Stephen Fischer, a spokesman for the FBI division that runs the bureau’s Facial, Fingerprint and Iris databases – collectively called the Next Generation Identification system (NGI) – said: “the FBI requested the recovered fingerprints be compared against multiple databases such as the FBI’s NGI database, the Department of Homeland Security’s biometric database and other foreign fingerprint databases.” He added that the “searches resulted in numerous individuals of multiple nationalities being identified through fingerprint analysis.”

Neither FBI nor DHS officials would provide specific statistics. Fritzcshe’s office, formerly the U.S. Visitor and Immigration Status Indicator Technology Program, was established in March 2013, to help America detain foreigners who pose a risk to the United States.
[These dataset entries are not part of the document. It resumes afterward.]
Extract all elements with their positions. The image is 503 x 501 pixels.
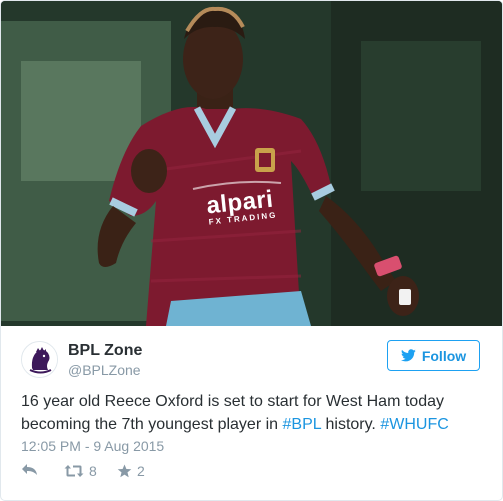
retweet-button[interactable]: 8 <box>64 463 97 479</box>
favorite-count: 2 <box>137 463 145 479</box>
favorite-button[interactable]: 2 <box>117 463 145 479</box>
player-photo-illustration <box>1 1 502 326</box>
author-handle[interactable]: @BPLZone <box>68 362 141 378</box>
tweet-timestamp[interactable]: 12:05 PM - 9 Aug 2015 <box>21 438 164 454</box>
author-display-name[interactable]: BPL Zone <box>68 342 142 360</box>
follow-button-label: Follow <box>421 347 467 364</box>
tweet-text: 16 year old Reece Oxford is set to start… <box>21 390 486 436</box>
retweet-icon <box>64 465 84 477</box>
star-icon <box>117 464 132 478</box>
tweet-card: alpari FX TRADING BPL Zone @BPLZone Foll… <box>0 0 503 501</box>
hashtag-bpl-link[interactable]: #BPL <box>283 416 322 433</box>
tweet-text-part2: history. <box>321 416 381 433</box>
tweet-photo[interactable]: alpari FX TRADING <box>1 1 502 326</box>
reply-button[interactable] <box>21 463 39 477</box>
retweet-count: 8 <box>89 463 97 479</box>
premier-league-lion-icon <box>22 342 57 377</box>
author-avatar[interactable] <box>21 341 58 378</box>
twitter-bird-icon <box>400 349 416 362</box>
reply-icon <box>22 464 37 475</box>
follow-button[interactable]: Follow <box>387 340 480 371</box>
hashtag-whufc-link[interactable]: #WHUFC <box>380 416 448 433</box>
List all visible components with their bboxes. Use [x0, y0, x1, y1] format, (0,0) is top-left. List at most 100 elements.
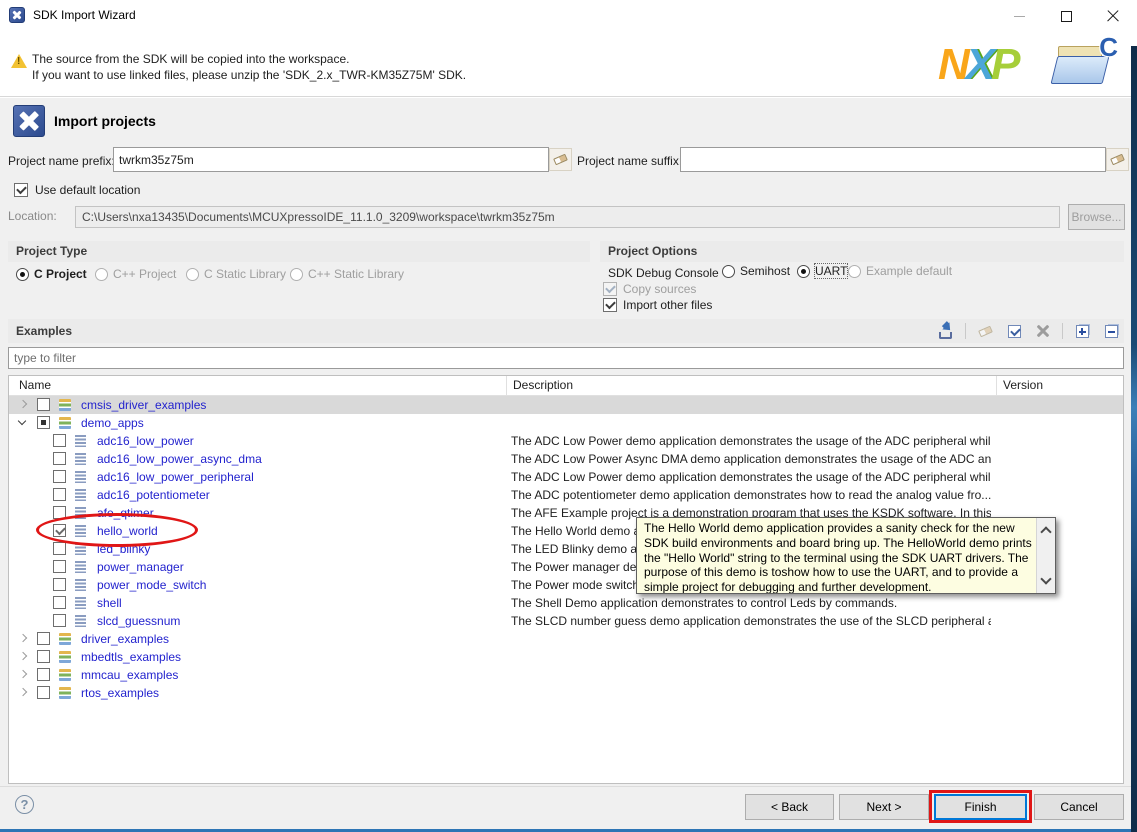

According to a recent report by The Australian, an international team will revisit the crash site one last time next week, in the hopes of spotting the remains of three passengers still missing. The unaccounted-for victims are all Dutch citizens. The 295 other air flight passengers included U.S., British, Australian, German, and Malaysian nationals, among others.

Flight MH17 was allegedly hit by a ground-to-air missile operated by pro-Russian separatists. The plane went down in a region contested by Ukrainian and pro-Russian militants. The flight had been originally planned for December 2014, but was postponed because of the ongoing conflict and due to bad weather.